Ce troisième tour, nous l’abordons en position de force et ce pour plusieurs raisons. Tout d’abord, la présidentielle a fait la démonstration qu’une ligne de rupture était plus forte qu’un accommodement défendu par d’autres à gauche. Deuxièmement, les autres forces politiques de la gauche ont accepté ce constat. La rupture est aujourd’hui majoritaire, non seulement dans le pays mais aussi au sein de notre famille politique. En ayant un constat commun, partagé, c’est ce travail-là que nous avons réussi à faire à travers la NUPES. Ce n’est ni une alliance de circonstance, ni un programme minimaliste de quelques mesures, mais bien un programme de gouvernement sur cinq ans, prenant pour principe que l’élection législative est un moment d’ébullition favorable à ce type de démarche.

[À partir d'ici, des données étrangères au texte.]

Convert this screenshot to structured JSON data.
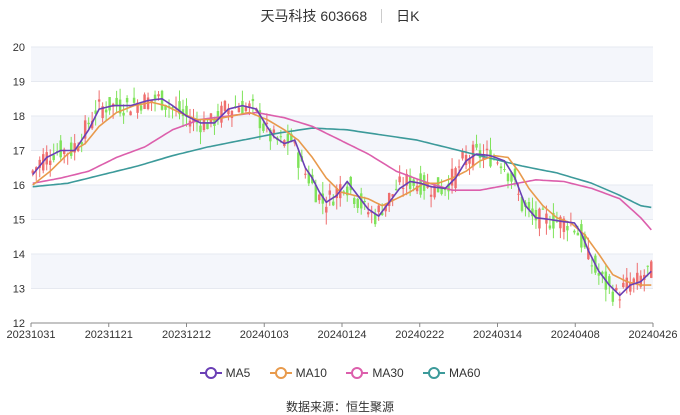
{
  "header": {
    "stock": "天马科技 603668",
    "period": "日K"
  },
  "footer": {
    "source": "数据来源：恒生聚源"
  },
  "chart_data": {
    "type": "candlestick",
    "ylim": [
      12,
      20
    ],
    "yticks": [
      12,
      13,
      14,
      15,
      16,
      17,
      18,
      19,
      20
    ],
    "xticks": [
      "20231031",
      "20231121",
      "20231212",
      "20240103",
      "20240124",
      "20240222",
      "20240314",
      "20240408",
      "20240426"
    ],
    "colors": {
      "up": "#ef6e6e",
      "down": "#7fe35a",
      "MA5": "#6a3fb5",
      "MA10": "#e89a4c",
      "MA30": "#dc5fac",
      "MA60": "#3c9a9a"
    },
    "legend": [
      "MA5",
      "MA10",
      "MA30",
      "MA60"
    ],
    "ma_series": {
      "MA5": [
        [
          0,
          16.3
        ],
        [
          4,
          16.8
        ],
        [
          8,
          17.0
        ],
        [
          12,
          17.0
        ],
        [
          16,
          17.6
        ],
        [
          19,
          18.2
        ],
        [
          23,
          18.3
        ],
        [
          28,
          18.3
        ],
        [
          33,
          18.45
        ],
        [
          37,
          18.5
        ],
        [
          40,
          18.3
        ],
        [
          44,
          18.0
        ],
        [
          48,
          17.8
        ],
        [
          52,
          17.8
        ],
        [
          56,
          18.2
        ],
        [
          60,
          18.3
        ],
        [
          64,
          18.2
        ],
        [
          67,
          17.7
        ],
        [
          69,
          17.4
        ],
        [
          72,
          17.2
        ],
        [
          75,
          17.3
        ],
        [
          78,
          16.5
        ],
        [
          80,
          16.2
        ],
        [
          82,
          15.8
        ],
        [
          84,
          15.5
        ],
        [
          87,
          15.7
        ],
        [
          90,
          16.1
        ],
        [
          93,
          15.7
        ],
        [
          96,
          15.3
        ],
        [
          99,
          15.1
        ],
        [
          102,
          15.5
        ],
        [
          105,
          15.9
        ],
        [
          108,
          16.1
        ],
        [
          111,
          16.05
        ],
        [
          114,
          15.95
        ],
        [
          118,
          15.9
        ],
        [
          121,
          16.2
        ],
        [
          124,
          16.7
        ],
        [
          127,
          16.9
        ],
        [
          131,
          16.85
        ],
        [
          135,
          16.7
        ],
        [
          138,
          16.2
        ],
        [
          141,
          15.4
        ],
        [
          144,
          15.05
        ],
        [
          148,
          15.0
        ],
        [
          151,
          14.95
        ],
        [
          155,
          14.9
        ],
        [
          157,
          14.6
        ],
        [
          159,
          14.1
        ],
        [
          162,
          13.5
        ],
        [
          165,
          13.1
        ],
        [
          168,
          12.8
        ],
        [
          171,
          13.1
        ],
        [
          174,
          13.2
        ],
        [
          177,
          13.5
        ]
      ],
      "MA10": [
        [
          0,
          16.0
        ],
        [
          5,
          16.4
        ],
        [
          10,
          16.9
        ],
        [
          15,
          17.2
        ],
        [
          19,
          17.7
        ],
        [
          24,
          18.1
        ],
        [
          29,
          18.3
        ],
        [
          34,
          18.4
        ],
        [
          38,
          18.3
        ],
        [
          42,
          18.1
        ],
        [
          47,
          17.9
        ],
        [
          52,
          17.9
        ],
        [
          57,
          18.0
        ],
        [
          62,
          18.1
        ],
        [
          67,
          17.9
        ],
        [
          72,
          17.6
        ],
        [
          76,
          17.3
        ],
        [
          80,
          16.8
        ],
        [
          84,
          16.2
        ],
        [
          88,
          15.8
        ],
        [
          92,
          15.7
        ],
        [
          96,
          15.6
        ],
        [
          100,
          15.4
        ],
        [
          104,
          15.6
        ],
        [
          108,
          15.8
        ],
        [
          112,
          16.05
        ],
        [
          116,
          16.05
        ],
        [
          120,
          16.2
        ],
        [
          124,
          16.4
        ],
        [
          128,
          16.7
        ],
        [
          132,
          16.85
        ],
        [
          136,
          16.8
        ],
        [
          139,
          16.4
        ],
        [
          142,
          15.9
        ],
        [
          146,
          15.4
        ],
        [
          150,
          15.05
        ],
        [
          154,
          14.9
        ],
        [
          158,
          14.55
        ],
        [
          162,
          14.0
        ],
        [
          166,
          13.4
        ],
        [
          170,
          13.2
        ],
        [
          174,
          13.1
        ],
        [
          177,
          13.1
        ]
      ],
      "MA30": [
        [
          0,
          16.05
        ],
        [
          8,
          16.2
        ],
        [
          16,
          16.4
        ],
        [
          24,
          16.8
        ],
        [
          32,
          17.1
        ],
        [
          40,
          17.6
        ],
        [
          48,
          17.9
        ],
        [
          56,
          18.0
        ],
        [
          64,
          18.1
        ],
        [
          72,
          17.95
        ],
        [
          80,
          17.7
        ],
        [
          88,
          17.3
        ],
        [
          96,
          16.9
        ],
        [
          104,
          16.4
        ],
        [
          112,
          16.1
        ],
        [
          120,
          15.85
        ],
        [
          128,
          15.85
        ],
        [
          136,
          16.0
        ],
        [
          144,
          16.15
        ],
        [
          152,
          16.1
        ],
        [
          160,
          15.9
        ],
        [
          168,
          15.6
        ],
        [
          174,
          15.05
        ],
        [
          177,
          14.7
        ]
      ],
      "MA60": [
        [
          0,
          15.95
        ],
        [
          10,
          16.05
        ],
        [
          20,
          16.3
        ],
        [
          30,
          16.55
        ],
        [
          40,
          16.85
        ],
        [
          50,
          17.1
        ],
        [
          60,
          17.3
        ],
        [
          70,
          17.5
        ],
        [
          80,
          17.65
        ],
        [
          90,
          17.6
        ],
        [
          100,
          17.45
        ],
        [
          110,
          17.3
        ],
        [
          120,
          17.05
        ],
        [
          130,
          16.8
        ],
        [
          140,
          16.55
        ],
        [
          150,
          16.35
        ],
        [
          160,
          16.05
        ],
        [
          168,
          15.7
        ],
        [
          174,
          15.4
        ],
        [
          177,
          15.35
        ]
      ]
    }
  }
}
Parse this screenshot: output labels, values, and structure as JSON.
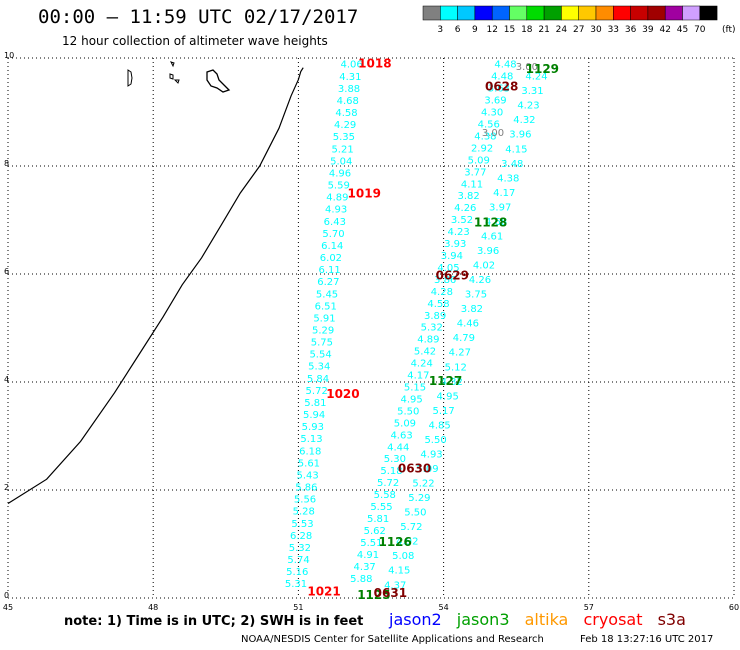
{
  "header": {
    "title": "00:00 – 11:59 UTC 02/17/2017",
    "subtitle": "12 hour collection of altimeter wave heights"
  },
  "scale": {
    "colors": [
      "#808080",
      "#00ffff",
      "#00c8ff",
      "#0000ff",
      "#0064ff",
      "#64ff64",
      "#00dc00",
      "#00a000",
      "#ffff00",
      "#ffc800",
      "#ff8c00",
      "#ff0000",
      "#c80000",
      "#a00000",
      "#a000a0",
      "#d0a0ff",
      "#000000"
    ],
    "labels": [
      "3",
      "6",
      "9",
      "12",
      "15",
      "18",
      "21",
      "24",
      "27",
      "30",
      "33",
      "36",
      "39",
      "42",
      "45",
      "70"
    ],
    "unit": "(ft)"
  },
  "map": {
    "x_ticks": [
      "45",
      "48",
      "51",
      "54",
      "57",
      "60"
    ],
    "y_ticks": [
      "0",
      "2",
      "4",
      "6",
      "8",
      "10"
    ],
    "track_labels": [
      {
        "text": "1018",
        "color": "#ff0000",
        "lon": 52.58,
        "lat": 9.82
      },
      {
        "text": "1019",
        "color": "#ff0000",
        "lon": 52.36,
        "lat": 7.42
      },
      {
        "text": "1020",
        "color": "#ff0000",
        "lon": 51.92,
        "lat": 3.7
      },
      {
        "text": "1021",
        "color": "#ff0000",
        "lon": 51.53,
        "lat": 0.05
      },
      {
        "text": "1129",
        "color": "#008000",
        "lon": 56.04,
        "lat": 9.72
      },
      {
        "text": "1128",
        "color": "#008000",
        "lon": 54.97,
        "lat": 6.88
      },
      {
        "text": "1127",
        "color": "#008000",
        "lon": 54.04,
        "lat": 3.94
      },
      {
        "text": "1126",
        "color": "#008000",
        "lon": 53.0,
        "lat": 0.96
      },
      {
        "text": "1125",
        "color": "#008000",
        "lon": 52.56,
        "lat": -0.02
      },
      {
        "text": "0628",
        "color": "#800000",
        "lon": 55.2,
        "lat": 9.4
      },
      {
        "text": "0629",
        "color": "#800000",
        "lon": 54.18,
        "lat": 5.9
      },
      {
        "text": "0630",
        "color": "#800000",
        "lon": 53.4,
        "lat": 2.32
      },
      {
        "text": "0631",
        "color": "#800000",
        "lon": 52.9,
        "lat": 0.02
      }
    ],
    "passes": [
      {
        "name": "jason3-1018/1019/1020/1021",
        "color": "#00ffff",
        "start": {
          "lon": 52.1,
          "lat": 9.82
        },
        "end": {
          "lon": 50.95,
          "lat": 0.2
        },
        "values": [
          "4.06",
          "4.31",
          "3.88",
          "4.68",
          "4.58",
          "4.29",
          "5.35",
          "5.21",
          "5.04",
          "4.96",
          "5.59",
          "4.89",
          "4.93",
          "6.43",
          "5.70",
          "6.14",
          "6.02",
          "6.11",
          "6.27",
          "5.45",
          "6.51",
          "5.91",
          "5.29",
          "5.75",
          "5.54",
          "5.34",
          "5.84",
          "5.72",
          "5.81",
          "5.94",
          "5.93",
          "5.13",
          "6.18",
          "5.61",
          "5.43",
          "5.86",
          "5.56",
          "5.28",
          "5.53",
          "6.28",
          "5.32",
          "5.74",
          "5.16",
          "5.31"
        ]
      },
      {
        "name": "jason3-ascend",
        "color": "#00ffff",
        "start": {
          "lon": 55.28,
          "lat": 9.82
        },
        "end": {
          "lon": 52.3,
          "lat": 0.3
        },
        "values": [
          "4.48",
          "4.48",
          "3.63",
          "3.69",
          "4.30",
          "4.56",
          "4.38",
          "2.92",
          "5.09",
          "3.77",
          "4.11",
          "3.82",
          "4.26",
          "3.52",
          "4.23",
          "3.93",
          "3.94",
          "4.05",
          "3.86",
          "4.28",
          "4.58",
          "3.89",
          "5.32",
          "4.89",
          "5.42",
          "4.24",
          "4.17",
          "5.15",
          "4.95",
          "5.50",
          "5.09",
          "4.63",
          "4.44",
          "5.30",
          "5.18",
          "5.72",
          "5.58",
          "5.55",
          "5.81",
          "5.62",
          "5.51",
          "4.91",
          "4.37",
          "5.88"
        ]
      },
      {
        "name": "saral-ascend",
        "color": "#00ffff",
        "start": {
          "lon": 55.92,
          "lat": 9.6
        },
        "end": {
          "lon": 53.0,
          "lat": 0.18
        },
        "values": [
          "4.24",
          "3.31",
          "4.23",
          "4.32",
          "3.96",
          "4.15",
          "3.48",
          "4.38",
          "4.17",
          "3.97",
          "4.68",
          "4.61",
          "3.96",
          "4.02",
          "4.26",
          "3.75",
          "3.82",
          "4.46",
          "4.79",
          "4.27",
          "5.12",
          "4.32",
          "4.95",
          "5.17",
          "4.85",
          "5.50",
          "4.93",
          "5.09",
          "5.22",
          "5.29",
          "5.50",
          "5.72",
          "4.92",
          "5.08",
          "4.15",
          "4.37"
        ]
      },
      {
        "name": "gray-points",
        "color": "#808080",
        "start": {
          "lon": 55.72,
          "lat": 9.78
        },
        "end": {
          "lon": 55.02,
          "lat": 8.56
        },
        "values": [
          "3.00",
          "3.00"
        ]
      }
    ]
  },
  "footer": {
    "note": "note: 1) Time is in UTC; 2) SWH is in feet",
    "satellites": [
      {
        "name": "jason2",
        "color": "#0000ff"
      },
      {
        "name": "jason3",
        "color": "#00a000"
      },
      {
        "name": "altika",
        "color": "#ff9900"
      },
      {
        "name": "cryosat",
        "color": "#ff0000"
      },
      {
        "name": "s3a",
        "color": "#800000"
      }
    ],
    "credit": "NOAA/NESDIS Center for Satellite Applications and Research",
    "timestamp": "Feb 18 13:27:16 UTC 2017"
  }
}
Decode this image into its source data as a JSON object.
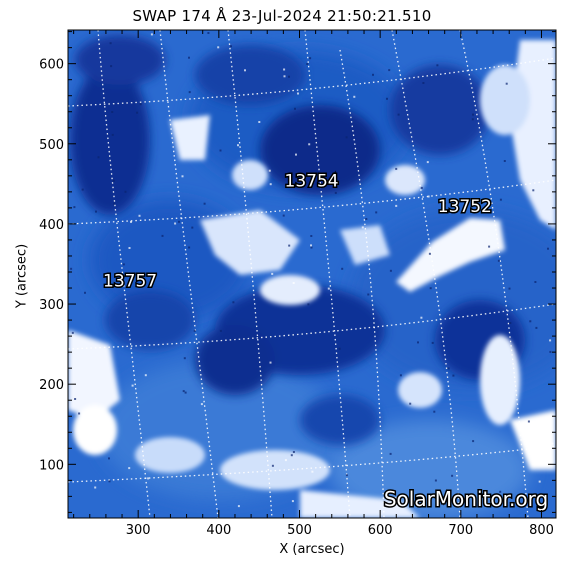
{
  "title": "SWAP 174 Å 23-Jul-2024 21:50:21.510",
  "axes": {
    "xlabel": "X (arcsec)",
    "ylabel": "Y (arcsec)",
    "xlim": [
      213,
      818
    ],
    "ylim": [
      33,
      642
    ],
    "xticks": [
      300,
      400,
      500,
      600,
      700,
      800
    ],
    "yticks": [
      100,
      200,
      300,
      400,
      500,
      600
    ]
  },
  "regions": [
    {
      "label": "13754",
      "x": 515,
      "y": 447
    },
    {
      "label": "13752",
      "x": 705,
      "y": 415
    },
    {
      "label": "13757",
      "x": 290,
      "y": 322
    }
  ],
  "watermark": "SolarMonitor.org",
  "colors": {
    "background": "#1554c2",
    "dark_region": "#0b2a8a",
    "bright_region": "#ffffff",
    "grid": "#ffffff"
  }
}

La campagne pour les législatives est un moment d’élévation de la connaissance de ses droits, du fonctionnement des institutions et des manières de lutter. Notre objectif est de faire converger tout cela par un mouvement populaire le plus large possible qui aboutit ensuite à une majorité parlementaire.
LVSL — Partagez-vous l’analyse, exprimée par François Ruffin récemment, sur la nécessité d’élargir le bloc électoral qui a permis le score de l’Union Populaire aux présidentielles en s’adressant notamment aux zones péri-urbaines et rurales ?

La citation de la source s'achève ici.